The Best Fatherly Characters in Recent Film

June 18, 2016

Each dad is one-of-a-kind. Whether he’s silly or serious, completely embarrassing or way cooler than us, we’ve got to love him. In honor of Father’s Day, the New York Film Academy is looking back at some of the greatest father figures in recent films, even the ones who are absolutely mad.

My Big Fat Greek Wedding

Gus Portokalos (Played by Michael Constantine)

big fat greek wedding

As the patriarch of the Portokalos family, Gus (Michael Constantine) appears to have taken it upon himself to control his daughter’s life, and make sure she is growing into the Greek woman he wants her to be. He humiliates her throughout her childhood, preaching Greek lessons to her peers as he drives the carpool to school. Continuing into adulthood, Gus makes it his mission to marry Toula off to a Greek man. Despite his craziness, Gus is more than a comic relief. In his total cluelessness and love affair with Windex, some of us can’t help but be reminded of our dads’ particularities, attachments to certain objects, and steadfast desires for their kids’ happiness.


Big Daddy (Played by Nicolas Cage)

His name says it all. Cop-turned-vigilante Big Daddy (Nicolas Cage) has spent the past several years fighting crime with his daughter, Hit-Girl (Chloë Grace Moretz). Impeccably self-trained and talented in a variety of combat methods, this father-daughter team makes Batman and Robin look like amateurs. Many of us would agree with fellow vigilante Kick-Ass’s (Aaron Johnson) evaluation of Big Daddy: “your dad was insane.” Still, we can forgive the fact that he taught Hit-Girl how to wield a nunchuck instead of taking her to soccer practice because she is his utmost priority and, in the end, he sacrifices his life to protect her.

Little Miss Sunshine

Grandpa Edwin Hoover (Played by Alan Arkin)

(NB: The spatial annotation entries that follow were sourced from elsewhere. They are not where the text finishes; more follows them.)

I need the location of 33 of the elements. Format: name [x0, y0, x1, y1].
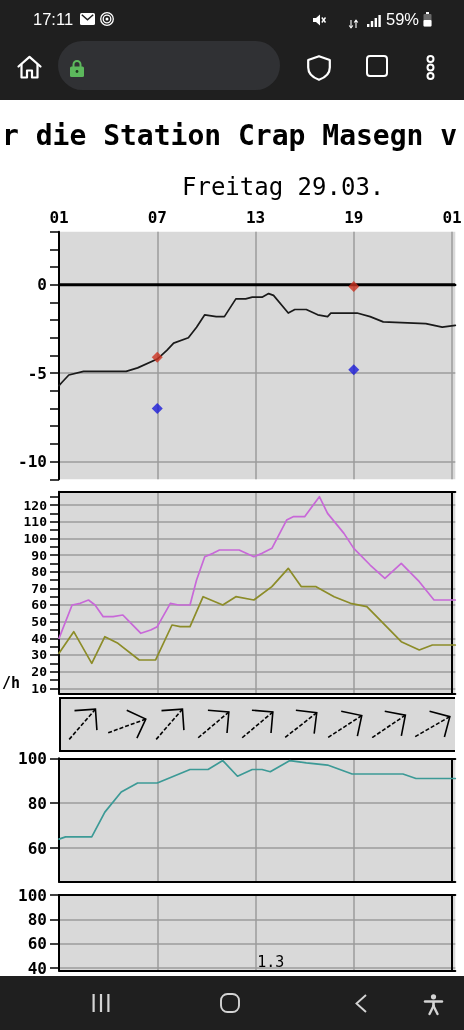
y-tick-label: 60 — [31, 597, 48, 613]
y-tick-label: 80 — [27, 909, 47, 929]
y-axis-title: /h — [2, 673, 21, 692]
y-tick-label: 120 — [23, 497, 48, 513]
y-tick-label: 60 — [27, 934, 47, 954]
x-tick-label: 01 — [442, 208, 462, 228]
y-tick-label: -10 — [18, 452, 47, 472]
y-tick-label: 110 — [23, 514, 48, 530]
y-tick-label: 40 — [31, 630, 48, 646]
y-tick-label: 50 — [31, 614, 48, 630]
text: 59% — [385, 10, 419, 29]
y-tick-label: 80 — [31, 564, 48, 580]
y-tick-label: 0 — [37, 275, 47, 295]
text: 17:11 — [33, 10, 74, 29]
x-tick-label: 19 — [344, 208, 364, 228]
chart-title: r die Station Crap Masegn v — [2, 118, 458, 152]
y-tick-label: 100 — [18, 885, 47, 905]
x-tick-label: 01 — [49, 208, 69, 228]
y-tick-label: 40 — [27, 958, 47, 978]
y-tick-label: 70 — [31, 580, 48, 596]
y-tick-label: 10 — [31, 680, 48, 696]
y-tick-label: 80 — [27, 793, 47, 813]
y-tick-label: 90 — [31, 547, 48, 563]
y-tick-label: 60 — [27, 838, 47, 858]
y-tick-label: 100 — [23, 530, 48, 546]
y-tick-label: 20 — [31, 664, 48, 680]
y-tick-label: -5 — [27, 363, 47, 383]
annotation: 1.3 — [257, 953, 285, 972]
x-tick-label: 13 — [245, 208, 266, 228]
chart-subtitle: Freitag 29.03. — [182, 173, 385, 201]
y-tick-label: 30 — [31, 647, 48, 663]
y-tick-label: 100 — [18, 748, 47, 768]
x-tick-label: 07 — [147, 208, 167, 228]
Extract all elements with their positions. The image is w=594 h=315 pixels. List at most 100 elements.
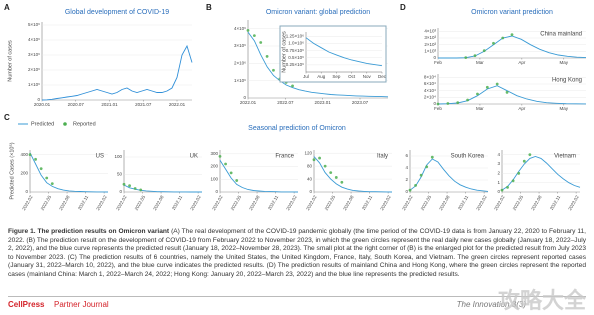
reported-point	[133, 187, 137, 190]
panel-letter: C	[4, 113, 10, 122]
brand: CellPress	[8, 300, 45, 309]
reported-point	[265, 55, 269, 58]
panel-title: Seasonal prediction of Omicron	[248, 125, 346, 132]
y-tick-label: 2×10³	[424, 42, 436, 47]
journal: The Innovation 3(3)	[456, 300, 526, 309]
y-tick-label: 120	[304, 150, 312, 155]
y-tick-label: 1	[497, 180, 500, 185]
subplot-label: China mainland	[540, 32, 582, 38]
x-tick-label: 2022.11	[549, 194, 562, 211]
subplot-label: Vietnam	[554, 154, 576, 160]
y-tick-label: 50	[117, 172, 123, 177]
y-tick-label: 1×10⁶	[234, 78, 246, 83]
reported-point	[505, 90, 509, 94]
x-tick-label: 2022.11	[77, 194, 90, 211]
y-tick-label: 3×10⁶	[234, 43, 246, 48]
y-tick-label: 0	[119, 189, 122, 194]
x-tick-label: 2022.02	[211, 194, 224, 211]
panel-title: Global development of COVID-19	[65, 9, 169, 16]
y-tick-label: 0	[433, 55, 436, 60]
caption: Figure 1. The prediction results on Omic…	[8, 228, 586, 280]
predicted-line	[219, 159, 299, 193]
predicted-line	[313, 156, 393, 193]
x-tick-label: 2022.11	[457, 194, 470, 211]
predicted-line	[438, 35, 587, 59]
reported-point	[229, 171, 233, 175]
y-tick-label: 2	[405, 177, 408, 182]
y-tick-label: 400	[20, 152, 28, 157]
reported-point	[329, 171, 333, 175]
figure: 0 1×10⁶ 2×10⁶ 3×10⁶ 4×10⁶ 5×10⁶ 2020.01 2020.07…	[4, 3, 587, 211]
y-tick-label: 5×10⁶	[28, 22, 40, 27]
predicted-line	[501, 156, 581, 191]
x-tick-label: 2023.02	[379, 194, 392, 211]
x-tick-label: 2022.01	[169, 102, 186, 107]
x-tick-label: 2022.11	[361, 194, 374, 211]
reported-point	[34, 157, 37, 161]
subplot-label: Italy	[377, 154, 388, 160]
y-tick-label: 4×10⁶	[28, 37, 40, 42]
x-tick-label: May	[560, 60, 569, 65]
x-tick-label: 2023.02	[475, 194, 488, 211]
y-tick-label: 8×10⁴	[424, 75, 436, 80]
x-tick-label: 2022.11	[267, 194, 280, 211]
reported-point	[28, 153, 32, 157]
reported-point	[291, 84, 294, 88]
y-tick-label: 0.5×10⁶	[288, 55, 304, 60]
reported-point	[528, 153, 532, 157]
y-tick-label: 3	[497, 161, 500, 166]
y-axis-label: Number of cases	[281, 31, 287, 73]
y-tick-label: 0	[433, 101, 436, 106]
y-tick-label: 4	[497, 152, 500, 157]
reported-point	[252, 34, 256, 37]
y-tick-label: 0	[37, 97, 40, 102]
panel-title: Omicron variant: global prediction	[266, 9, 370, 16]
reported-point	[340, 180, 344, 184]
x-tick-label: Aug	[317, 74, 326, 79]
x-tick-label: 2023.01	[315, 100, 332, 105]
x-tick-label: 2022.02	[21, 194, 34, 211]
y-tick-label: 0	[215, 189, 218, 194]
y-tick-label: 1×10³	[424, 49, 436, 54]
reported-point	[323, 164, 327, 168]
y-tick-label: 1.25×10⁶	[286, 33, 304, 38]
y-tick-label: 0	[309, 189, 312, 194]
y-tick-label: 0	[405, 189, 408, 194]
reported-point	[511, 179, 515, 183]
legend-swatch	[63, 122, 67, 126]
reported-point	[218, 154, 222, 158]
reported-point	[312, 158, 316, 162]
y-axis-label: Predicted Cases (×10⁵)	[8, 142, 15, 199]
y-tick-label: 100	[210, 176, 218, 181]
x-tick-label: Oct	[348, 74, 356, 79]
x-tick-label: 2021.07	[135, 102, 152, 107]
reported-point	[425, 165, 429, 169]
subplot-label: UK	[190, 154, 198, 160]
y-tick-label: 200	[210, 164, 218, 169]
x-tick-label: 2022.05	[134, 194, 147, 211]
x-tick-label: 2022.08	[152, 194, 165, 211]
reported-point	[259, 41, 263, 44]
caption-text: (A) The real development of the COVID-19…	[8, 228, 586, 278]
x-tick-label: 2022.08	[248, 194, 261, 211]
x-tick-label: 2021.01	[101, 102, 118, 107]
subplot-label: France	[275, 154, 294, 160]
x-tick-label: 2022.08	[530, 194, 543, 211]
x-tick-label: Apr	[518, 60, 526, 65]
y-tick-label: 4×10⁶	[234, 26, 246, 31]
reported-point	[482, 49, 486, 53]
reported-point	[456, 101, 460, 105]
y-tick-label: 4×10³	[424, 29, 436, 34]
reported-point	[318, 156, 321, 160]
x-tick-label: 2022.05	[324, 194, 337, 211]
x-tick-label: 2022.05	[230, 194, 243, 211]
y-axis-label: Number of cases	[7, 40, 13, 82]
panel-letter: A	[4, 3, 10, 12]
x-tick-label: Feb	[434, 106, 442, 111]
x-tick-label: 2022.05	[40, 194, 53, 211]
reported-point	[235, 179, 239, 182]
reported-point	[446, 102, 450, 105]
y-tick-label: 3×10³	[424, 35, 436, 40]
reported-point	[464, 56, 468, 59]
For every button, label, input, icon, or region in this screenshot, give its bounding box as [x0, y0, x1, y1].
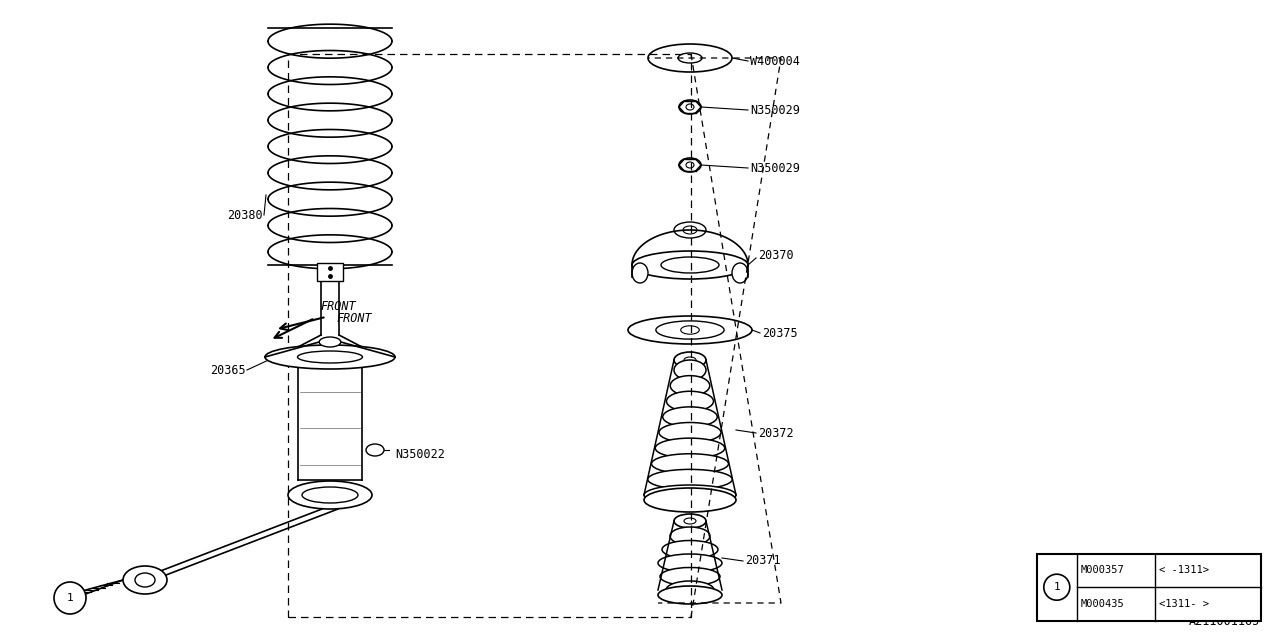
- Bar: [1037, 554, 1261, 621]
- Text: 1: 1: [1053, 582, 1060, 592]
- Ellipse shape: [658, 586, 722, 604]
- Ellipse shape: [681, 326, 699, 334]
- Ellipse shape: [660, 257, 719, 273]
- Ellipse shape: [658, 554, 722, 572]
- Text: A211001165: A211001165: [1189, 615, 1260, 628]
- Ellipse shape: [660, 568, 721, 586]
- Ellipse shape: [265, 345, 396, 369]
- Ellipse shape: [628, 316, 753, 344]
- Ellipse shape: [675, 352, 707, 368]
- Ellipse shape: [632, 251, 748, 279]
- Text: N350029: N350029: [750, 161, 800, 175]
- Ellipse shape: [366, 444, 384, 456]
- Ellipse shape: [632, 263, 648, 283]
- Ellipse shape: [669, 527, 710, 545]
- Text: FRONT: FRONT: [320, 300, 356, 313]
- Ellipse shape: [686, 104, 694, 110]
- Text: M000357: M000357: [1080, 565, 1125, 575]
- Text: <1311- >: <1311- >: [1158, 599, 1208, 609]
- Circle shape: [1043, 574, 1070, 600]
- Ellipse shape: [655, 321, 724, 339]
- Ellipse shape: [678, 158, 701, 172]
- Ellipse shape: [675, 514, 707, 528]
- Circle shape: [54, 582, 86, 614]
- Ellipse shape: [666, 581, 714, 599]
- Text: W400004: W400004: [750, 54, 800, 67]
- Ellipse shape: [684, 357, 696, 363]
- Ellipse shape: [671, 376, 709, 396]
- Ellipse shape: [297, 351, 362, 363]
- Text: N350022: N350022: [396, 447, 445, 461]
- Text: 20371: 20371: [745, 554, 781, 568]
- Ellipse shape: [667, 391, 713, 412]
- Ellipse shape: [123, 566, 166, 594]
- Ellipse shape: [675, 360, 707, 380]
- Ellipse shape: [288, 481, 372, 509]
- Ellipse shape: [684, 518, 696, 524]
- Text: 20365: 20365: [210, 364, 246, 376]
- Ellipse shape: [678, 100, 701, 114]
- Ellipse shape: [302, 487, 358, 503]
- Text: 20375: 20375: [762, 326, 797, 339]
- Ellipse shape: [684, 226, 698, 234]
- Ellipse shape: [675, 222, 707, 238]
- Ellipse shape: [134, 573, 155, 587]
- Text: N350029: N350029: [750, 104, 800, 116]
- Ellipse shape: [686, 162, 694, 168]
- Ellipse shape: [678, 53, 701, 63]
- Text: 1: 1: [67, 593, 73, 603]
- Ellipse shape: [648, 469, 732, 490]
- Ellipse shape: [644, 485, 736, 505]
- Ellipse shape: [659, 422, 721, 442]
- Ellipse shape: [732, 263, 748, 283]
- Text: 20370: 20370: [758, 248, 794, 262]
- Ellipse shape: [663, 407, 717, 427]
- Text: FRONT: FRONT: [337, 312, 372, 325]
- Ellipse shape: [644, 488, 736, 512]
- Ellipse shape: [652, 454, 728, 474]
- Text: M000435: M000435: [1080, 599, 1125, 609]
- Ellipse shape: [655, 438, 724, 458]
- Text: < -1311>: < -1311>: [1158, 565, 1208, 575]
- Bar: [317, 263, 343, 281]
- Text: 20372: 20372: [758, 426, 794, 440]
- Ellipse shape: [648, 44, 732, 72]
- Ellipse shape: [662, 541, 718, 559]
- Text: 20380: 20380: [228, 209, 262, 221]
- Ellipse shape: [319, 337, 340, 347]
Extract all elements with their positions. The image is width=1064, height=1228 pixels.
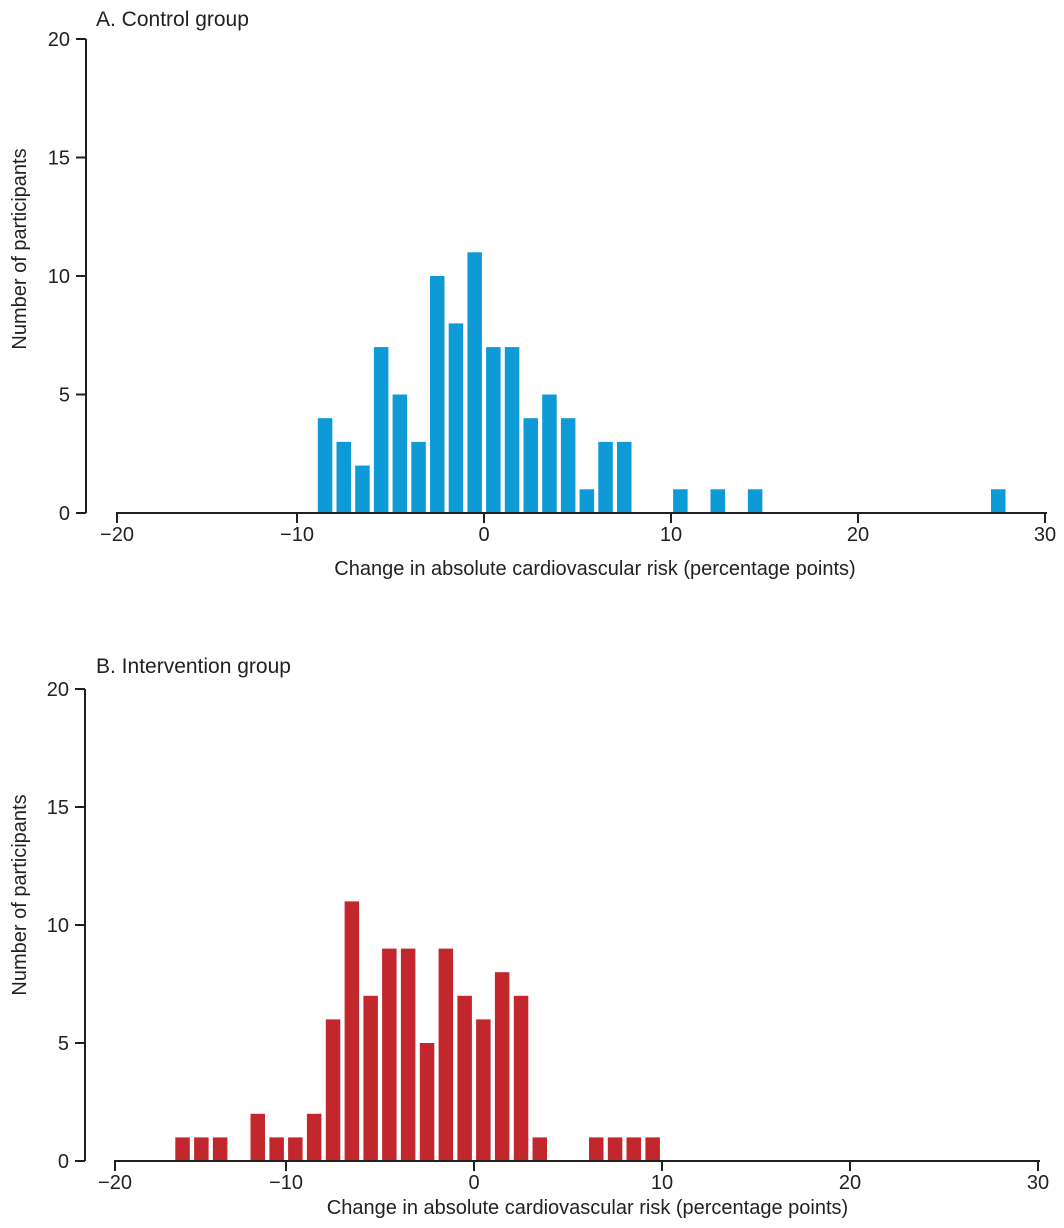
histogram-bar	[194, 1137, 209, 1161]
histogram-bar	[430, 276, 445, 513]
control-group-histogram: 0 5 10 15 20 −20 −10 0 10 20 30	[48, 29, 1056, 546]
histogram-bar	[457, 995, 472, 1161]
x-tick-label: 0	[478, 524, 489, 546]
histogram-bar	[373, 347, 389, 513]
histogram-bar	[438, 948, 454, 1161]
histogram-bar	[560, 418, 576, 513]
panel-b-intervention-group: 0 5 10 15 20 −20 −10 0 10 20 30 B. Intervention gr…	[0, 618, 1064, 1228]
y-tick-label: 10	[47, 915, 69, 937]
histogram-bar	[250, 1113, 265, 1161]
y-tick-label: 5	[59, 385, 70, 407]
histogram-bar	[448, 323, 464, 513]
histogram-bar	[382, 948, 397, 1161]
histogram-bar	[607, 1137, 623, 1161]
histogram-bar	[579, 489, 595, 513]
histogram-bar	[306, 1113, 322, 1161]
histogram-bar	[673, 489, 688, 513]
histogram-bar	[336, 441, 351, 513]
histogram-bar	[400, 948, 416, 1161]
histogram-bar	[476, 1019, 491, 1161]
histogram-bar	[747, 489, 763, 513]
histogram-bar	[363, 995, 378, 1161]
histogram-bar	[212, 1137, 228, 1161]
histogram-bar	[991, 489, 1006, 513]
x-tick-label: 20	[839, 1172, 861, 1194]
panel-b-x-axis-label: Change in absolute cardiovascular risk (…	[326, 1197, 849, 1219]
y-tick-label: 20	[47, 679, 69, 701]
histogram-bar	[513, 995, 529, 1161]
histogram-bar	[589, 1137, 604, 1161]
x-tick-label: 10	[651, 1172, 673, 1194]
histogram-bar	[710, 489, 725, 513]
x-tick-label: 30	[1027, 1172, 1049, 1194]
y-tick-label: 5	[58, 1033, 69, 1055]
histogram-bar	[617, 441, 632, 513]
panel-a-y-axis-label: Number of participants	[9, 148, 31, 350]
histogram-bar	[317, 418, 333, 513]
histogram-bar	[355, 465, 370, 513]
histogram-bar	[288, 1137, 303, 1161]
histogram-bar	[411, 441, 426, 513]
histogram-bar	[269, 1137, 284, 1161]
x-tick-label: 30	[1034, 524, 1056, 546]
histogram-bar	[392, 394, 408, 513]
histogram-bar	[344, 901, 360, 1161]
histogram-bar	[494, 972, 510, 1161]
histogram-bar	[325, 1019, 341, 1161]
panel-a-title: A. Control group	[96, 8, 249, 31]
histogram-bar	[486, 347, 501, 513]
histogram-bar	[175, 1137, 190, 1161]
histogram-bar	[532, 1137, 547, 1161]
x-tick-label: 20	[847, 524, 869, 546]
x-tick-label: −20	[100, 524, 134, 546]
y-tick-label: 0	[58, 1151, 69, 1173]
x-tick-label: −10	[269, 1172, 303, 1194]
intervention-group-histogram: 0 5 10 15 20 −20 −10 0 10 20 30	[47, 679, 1049, 1194]
panel-a-control-group: 0 5 10 15 20 −20 −10 0 10 20 30 A. Control group N…	[9, 8, 1056, 580]
y-tick-label: 0	[59, 503, 70, 525]
x-tick-label: 10	[660, 524, 682, 546]
histogram-bar	[504, 347, 520, 513]
histogram-bar	[467, 252, 482, 514]
histogram-bar	[419, 1043, 435, 1161]
panel-b-title: B. Intervention group	[96, 655, 291, 678]
histogram-bar	[598, 441, 613, 513]
y-tick-label: 15	[47, 797, 69, 819]
panel-a-x-axis-label: Change in absolute cardiovascular risk (…	[334, 558, 856, 580]
y-tick-label: 10	[48, 266, 70, 288]
x-tick-label: −20	[98, 1172, 132, 1194]
histogram-bar	[626, 1137, 641, 1161]
histogram-bar	[542, 394, 557, 513]
histogram-bar	[645, 1137, 660, 1161]
histogram-bar	[523, 418, 538, 513]
y-tick-label: 20	[48, 29, 70, 51]
y-tick-label: 15	[48, 148, 70, 170]
x-tick-label: 0	[468, 1172, 479, 1194]
panel-b-y-axis-label: Number of participants	[9, 794, 31, 996]
x-tick-label: −10	[280, 524, 314, 546]
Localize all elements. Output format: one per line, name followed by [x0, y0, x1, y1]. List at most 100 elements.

Perhaps this heroin-snorting, foul-mouthed grandpa isn’t the best role model, but one thing’s for certain: out of any member of the Hoover family, he is the most supportive of granddaughter, Olive (Abigail Breslin). After being kicked out of a senior living facility, Grandpa Edwin (Alan Arkin) moves in with Olive’s family, where he spends his days training her to compete in pageants (not that he has any authority on the matter). The family eventually agrees to road trip to the Little Miss Sunshine beauty pageant so that Olive can compete. In the iconic final scene, she performs the raunchy dance that Grandpa Edwin choreographed for her and it serves as a sort of symbolic ode to his relationship with Olive and the way he hoped to make her feel like “the most beautiful girl in the world.”

Despicable Me

Gru (Voiced by Steve Carell)

Despicable super villain Gru (Steve Carell) may have built himself an army of minions and a repertoire of successful robberies, but there’s still room in his heart for love. Gru adopts three orphans to help him execute a villainous scheme, but, as time goes on, he grows to care about them a great deal, proving in the end that he will go to any length to protect them. A dad who tries to make his daughter happy by putting on a full-fledged ballet recital in his evil lair is a good dad in our books.

That’s What I Am

Mr. Simon (Played by Ed Harris)

In this coming-of-age drama set in the sixties, the school’s beloved English teacher, Mr. Simon (Ed Harris), is the most father-like figure. A champion of overcoming adversity, Mr. Simon shows his students how to be resilient when a perturbed parent tries to get Mr. Simon fired for being gay. Before gracefully exiting the school, Mr. Simon provides his students with fun and unconventional lessons, doles out wisdom and rightful discipline, and comforts the students who are victims of bullying. His endless compassion for the students is heart-wrenching.

Definitely, Maybe

Will Hayes (Played by Ryan Reynolds)

In this suspenseful and heartwarming rom-com, eleven-year-old Maya (Abigail Breslin) questions her father, Will (Ryan Reynolds), incessantly about his impending divorce from her mother. At last, giving way to her demands for information, Will tells her “a love story mystery,” in which he assigns fake names to the women he’d seriously dated, allowing her to try to guess which of them is her mom. He gives Maya a lot of agency throughout the film to comment on the things around her, whether that means regurgitating lines from her school’s health class or evaluating Will’s romantic life. Throughout the film’s narrative, the overwhelming consistency seems to be that Will and Maya will always have each other, if no one else.